The company said Tuesday it “will continue to actively maintain communication with creditors, strive to resolve risks and safeguard the legitimate rights and interests of all parties.”
The developer added that a demolition order for its Ocean Flower Island project only applied to 39 buildings, according to Tuesday’s filing with the Hong Kong stock exchange.
Evergrande’s public statements have tried to assure investors the company is completing and delivering apartments to customers. But demand is drying up for the developer’s future projects.
The full-year figures indicate contracted sales of only 720 million yuan in just over two months, between Oct. 21 and Dec. 31. In contrast, contracted sales in August totaled 38.08 billion yuan, and stood at 3.65 billion yuan between the beginning of Sept. and Oct. 20.

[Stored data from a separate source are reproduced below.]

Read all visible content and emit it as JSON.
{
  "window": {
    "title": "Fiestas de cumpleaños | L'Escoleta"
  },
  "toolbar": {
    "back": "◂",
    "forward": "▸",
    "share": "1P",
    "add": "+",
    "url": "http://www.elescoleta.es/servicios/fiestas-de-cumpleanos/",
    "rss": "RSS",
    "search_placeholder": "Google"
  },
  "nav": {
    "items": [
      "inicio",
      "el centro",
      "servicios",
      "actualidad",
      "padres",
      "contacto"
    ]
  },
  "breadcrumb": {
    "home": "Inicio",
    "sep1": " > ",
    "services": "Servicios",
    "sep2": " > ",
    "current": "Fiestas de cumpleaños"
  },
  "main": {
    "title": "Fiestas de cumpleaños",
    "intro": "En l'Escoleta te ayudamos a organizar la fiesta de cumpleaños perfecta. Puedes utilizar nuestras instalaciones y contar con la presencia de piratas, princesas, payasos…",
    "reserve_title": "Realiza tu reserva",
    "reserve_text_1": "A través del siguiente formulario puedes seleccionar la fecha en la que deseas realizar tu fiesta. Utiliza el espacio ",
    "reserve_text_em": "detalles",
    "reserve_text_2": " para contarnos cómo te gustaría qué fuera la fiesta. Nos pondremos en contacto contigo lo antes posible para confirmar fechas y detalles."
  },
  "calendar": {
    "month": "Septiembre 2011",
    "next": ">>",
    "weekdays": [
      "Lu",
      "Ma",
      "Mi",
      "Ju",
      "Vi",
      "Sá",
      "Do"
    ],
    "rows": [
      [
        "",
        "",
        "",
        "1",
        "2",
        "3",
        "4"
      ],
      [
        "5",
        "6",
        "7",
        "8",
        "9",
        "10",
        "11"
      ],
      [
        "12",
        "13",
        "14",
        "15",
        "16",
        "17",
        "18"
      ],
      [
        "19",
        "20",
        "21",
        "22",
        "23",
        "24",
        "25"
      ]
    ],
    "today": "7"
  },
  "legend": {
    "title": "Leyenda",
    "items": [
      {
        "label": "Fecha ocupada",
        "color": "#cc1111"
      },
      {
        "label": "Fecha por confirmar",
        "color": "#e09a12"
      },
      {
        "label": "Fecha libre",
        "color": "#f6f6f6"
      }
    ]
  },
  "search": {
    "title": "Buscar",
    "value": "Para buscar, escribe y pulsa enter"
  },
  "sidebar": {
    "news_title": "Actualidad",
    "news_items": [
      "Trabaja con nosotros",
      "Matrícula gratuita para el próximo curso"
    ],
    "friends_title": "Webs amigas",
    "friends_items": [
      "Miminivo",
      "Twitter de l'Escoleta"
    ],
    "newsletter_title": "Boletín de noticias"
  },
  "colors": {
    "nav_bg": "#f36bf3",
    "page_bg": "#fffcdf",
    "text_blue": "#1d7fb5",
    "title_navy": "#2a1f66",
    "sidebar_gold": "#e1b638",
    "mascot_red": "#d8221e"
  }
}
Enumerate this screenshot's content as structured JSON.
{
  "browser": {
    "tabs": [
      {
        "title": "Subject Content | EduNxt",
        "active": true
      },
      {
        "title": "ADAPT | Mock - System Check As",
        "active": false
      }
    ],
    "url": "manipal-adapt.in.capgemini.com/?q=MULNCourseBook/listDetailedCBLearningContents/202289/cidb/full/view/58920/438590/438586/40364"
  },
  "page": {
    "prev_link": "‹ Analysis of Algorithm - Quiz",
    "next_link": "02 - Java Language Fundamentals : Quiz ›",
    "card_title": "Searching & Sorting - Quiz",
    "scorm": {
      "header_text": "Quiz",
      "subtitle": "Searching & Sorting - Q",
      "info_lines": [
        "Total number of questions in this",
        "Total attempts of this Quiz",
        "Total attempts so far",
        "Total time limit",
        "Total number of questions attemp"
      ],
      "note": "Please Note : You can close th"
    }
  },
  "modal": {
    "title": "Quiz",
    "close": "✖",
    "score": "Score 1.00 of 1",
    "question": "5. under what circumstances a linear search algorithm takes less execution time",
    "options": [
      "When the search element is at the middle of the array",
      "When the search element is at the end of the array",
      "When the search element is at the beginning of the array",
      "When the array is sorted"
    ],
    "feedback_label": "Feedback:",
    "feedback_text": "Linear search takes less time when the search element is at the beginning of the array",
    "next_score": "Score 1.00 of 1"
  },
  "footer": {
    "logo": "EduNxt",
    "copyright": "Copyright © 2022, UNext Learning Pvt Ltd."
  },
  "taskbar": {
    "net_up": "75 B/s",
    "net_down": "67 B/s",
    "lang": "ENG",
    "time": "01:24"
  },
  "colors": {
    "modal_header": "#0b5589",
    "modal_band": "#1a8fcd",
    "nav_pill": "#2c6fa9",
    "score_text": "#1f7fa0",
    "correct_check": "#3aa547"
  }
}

S&P Global Ratings warned in November that an Evergrande default “is highly likely” since the company is no longer able to sell new homes. Like other Chinese real estate developers, Evergrande’s business model relies heavily on sales of apartments to customers before the units are completed.
Evergrande’s troubles have raised concerns about the health of China’s massive real estate industry overall.
Chinese authorities have called the company a “unique case.” Analysts have pointed out that in contrast with other developers, Evergrande made little progress toward complying with new regulations aimed at restricting the industry’s reliance on debt.
However, a prominent Chinese developer that met government requirements on debt, has also warned of falling sales.
Shanghai Shimao told investors in late December it would be difficult to hit its full-year contracted sales target of 38 billion yuan since sales in the first 11 months of the year were 28.2 billion yuan, according to a filing. In addition to stock declines, the company’s bonds have plunged in the last few months.